If Atticus is a champion of anything, it’s not justice or equality but comfort. And white comfort is always going to be the enemy of Black people in America.

Go Set a Watchman may seem easy to dismiss because it is a bad book in many ways. It’s a book about race that tries to convince its reader it’s about something else entirely. Its pacing is weird, and it spends way too much time on flashbacks that don’t have much to do with anything. It helps that it was published under shady circumstances, that Harper Lee most likely never intended it to see publication in its present form, or at all. But the one thing Watchman does successfully is make Atticus’s racism undeniable.

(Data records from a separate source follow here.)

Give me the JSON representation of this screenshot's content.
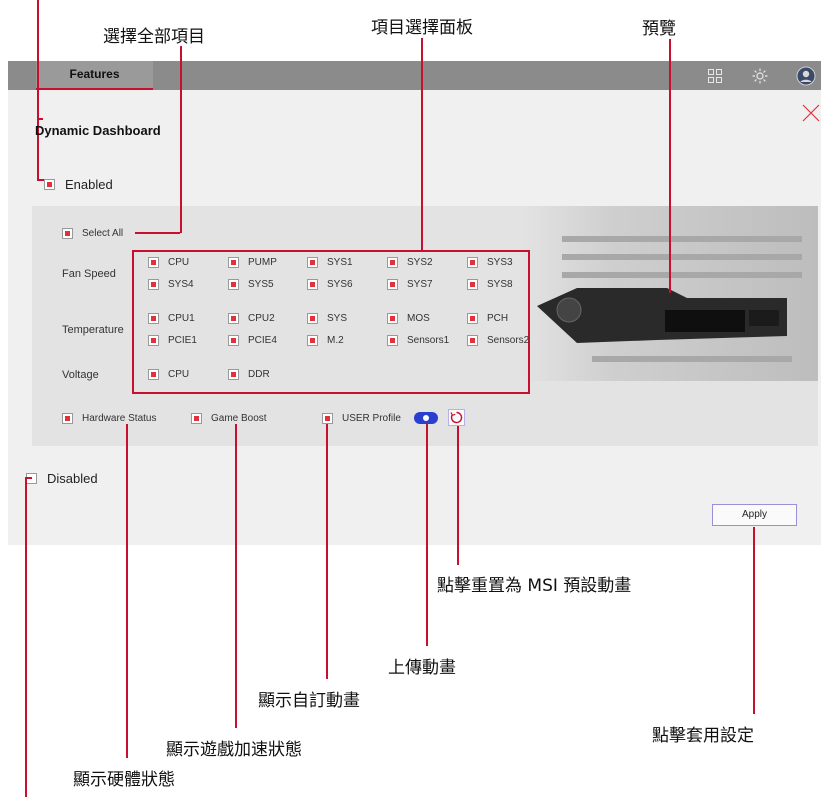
{
  "callouts": {
    "select_all": "選擇全部項目",
    "item_panel": "項目選擇面板",
    "preview": "預覽",
    "reset_msi": "點擊重置為 MSI 預設動畫",
    "upload": "上傳動畫",
    "user_animation": "顯示自訂動畫",
    "game_boost": "顯示遊戲加速狀態",
    "apply": "點擊套用設定",
    "hardware_status": "顯示硬體狀態"
  },
  "app": {
    "tab_label": "Features",
    "top_icons": [
      "grid-icon",
      "gear-icon",
      "avatar-icon"
    ],
    "title": "Dynamic Dashboard",
    "enabled_label": "Enabled",
    "disabled_label": "Disabled",
    "select_all_label": "Select All",
    "rows": [
      {
        "label": "Fan Speed",
        "items": [
          "CPU",
          "PUMP",
          "SYS1",
          "SYS2",
          "SYS3",
          "SYS4",
          "SYS5",
          "SYS6",
          "SYS7",
          "SYS8"
        ]
      },
      {
        "label": "Temperature",
        "items": [
          "CPU1",
          "CPU2",
          "SYS",
          "MOS",
          "PCH",
          "PCIE1",
          "PCIE4",
          "M.2",
          "Sensors1",
          "Sensors2"
        ]
      },
      {
        "label": "Voltage",
        "items": [
          "CPU",
          "DDR"
        ]
      }
    ],
    "hardware_status_label": "Hardware Status",
    "game_boost_label": "Game Boost",
    "user_profile_label": "USER Profile",
    "apply_label": "Apply"
  },
  "colors": {
    "accent_red": "#c8102e",
    "check_red": "#e0323a",
    "toggle_blue": "#2a3fd0"
  }
}
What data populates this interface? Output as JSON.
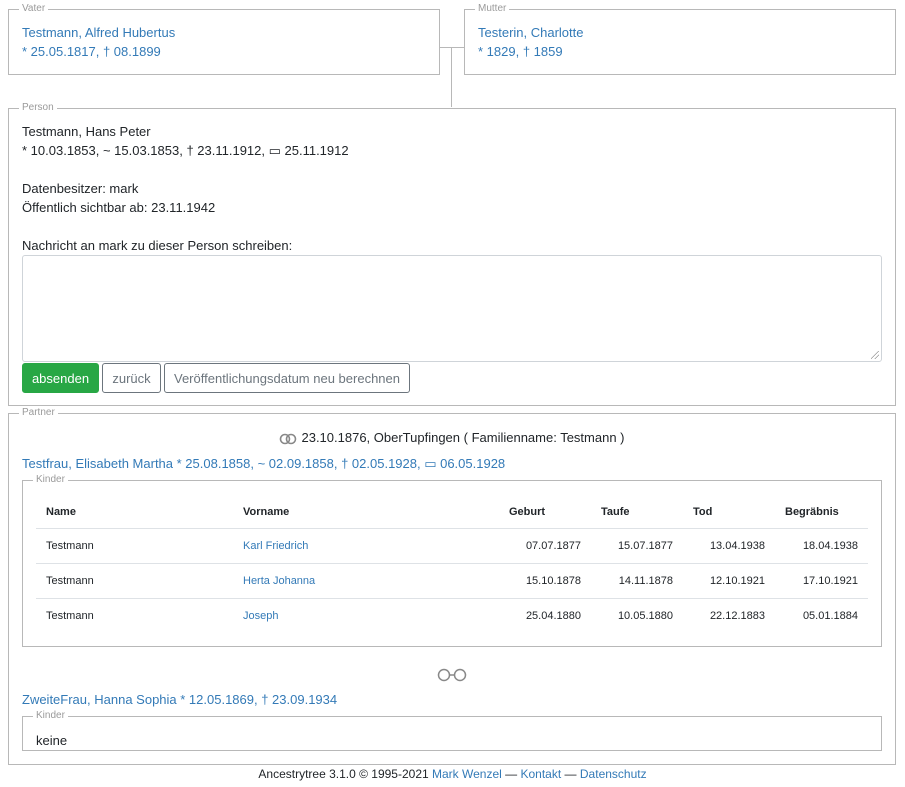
{
  "vater": {
    "legend": "Vater",
    "name": "Testmann, Alfred Hubertus",
    "dates": "* 25.05.1817, † 08.1899"
  },
  "mutter": {
    "legend": "Mutter",
    "name": "Testerin, Charlotte",
    "dates": "* 1829, † 1859"
  },
  "person": {
    "legend": "Person",
    "name": "Testmann, Hans Peter",
    "dates": "* 10.03.1853, ~ 15.03.1853, † 23.11.1912, ▭ 25.11.1912",
    "owner": "Datenbesitzer: mark",
    "visible_from": "Öffentlich sichtbar ab: 23.11.1942",
    "message_label": "Nachricht an mark zu dieser Person schreiben:",
    "message_value": "",
    "buttons": {
      "send": "absenden",
      "back": "zurück",
      "recalc": "Veröffentlichungsdatum neu berechnen"
    }
  },
  "partner": {
    "legend": "Partner",
    "marriage": "23.10.1876, OberTupfingen ( Familienname: Testmann )",
    "partners": [
      {
        "name": "Testfrau, Elisabeth Martha * 25.08.1858, ~ 02.09.1858, † 02.05.1928, ▭ 06.05.1928",
        "kinder_legend": "Kinder",
        "columns": [
          "Name",
          "Vorname",
          "Geburt",
          "Taufe",
          "Tod",
          "Begräbnis"
        ],
        "rows": [
          {
            "name": "Testmann",
            "vorname": "Karl Friedrich",
            "geburt": "07.07.1877",
            "taufe": "15.07.1877",
            "tod": "13.04.1938",
            "begraebnis": "18.04.1938"
          },
          {
            "name": "Testmann",
            "vorname": "Herta Johanna",
            "geburt": "15.10.1878",
            "taufe": "14.11.1878",
            "tod": "12.10.1921",
            "begraebnis": "17.10.1921"
          },
          {
            "name": "Testmann",
            "vorname": "Joseph",
            "geburt": "25.04.1880",
            "taufe": "10.05.1880",
            "tod": "22.12.1883",
            "begraebnis": "05.01.1884"
          }
        ]
      },
      {
        "name": "ZweiteFrau, Hanna Sophia * 12.05.1869, † 23.09.1934",
        "kinder_legend": "Kinder",
        "kinder_none": "keine"
      }
    ]
  },
  "footer": {
    "text": "Ancestrytree 3.1.0 © 1995-2021",
    "author": "Mark Wenzel",
    "sep1": "—",
    "contact": "Kontakt",
    "sep2": "—",
    "privacy": "Datenschutz"
  },
  "colors": {
    "link": "#337ab7",
    "primary_button": "#28a745",
    "border": "#b8b8b8"
  }
}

A baby’s name is a wish about what he will become at a moment when all possibility extends before him. When thousands of American parents named their babies Atticus, they were naming them for the myth—the hero Atticus, the Atticus who would stand up to anyone and everyone. We can read Atticus then as a hopeful name, a name that says white people want to do better and be better, even though we have often failed. In 2015, white people weren’t ready to accept a racist Atticus Finch. But perhaps now, in the post-George-Floyd world, when slightly more white people are beginning to understand that we are the crux of the problem, we’re ready to understand the truth about Atticus and ourselves. One day, all those little Atticuses are going to grow up. Maybe one of the ways they can fulfill the optimistic dream of their problematic name is to serve as a reminder of all the ways we’ve grandstanded, condoned, and ignored—and all the ways we’re going to learn to do better.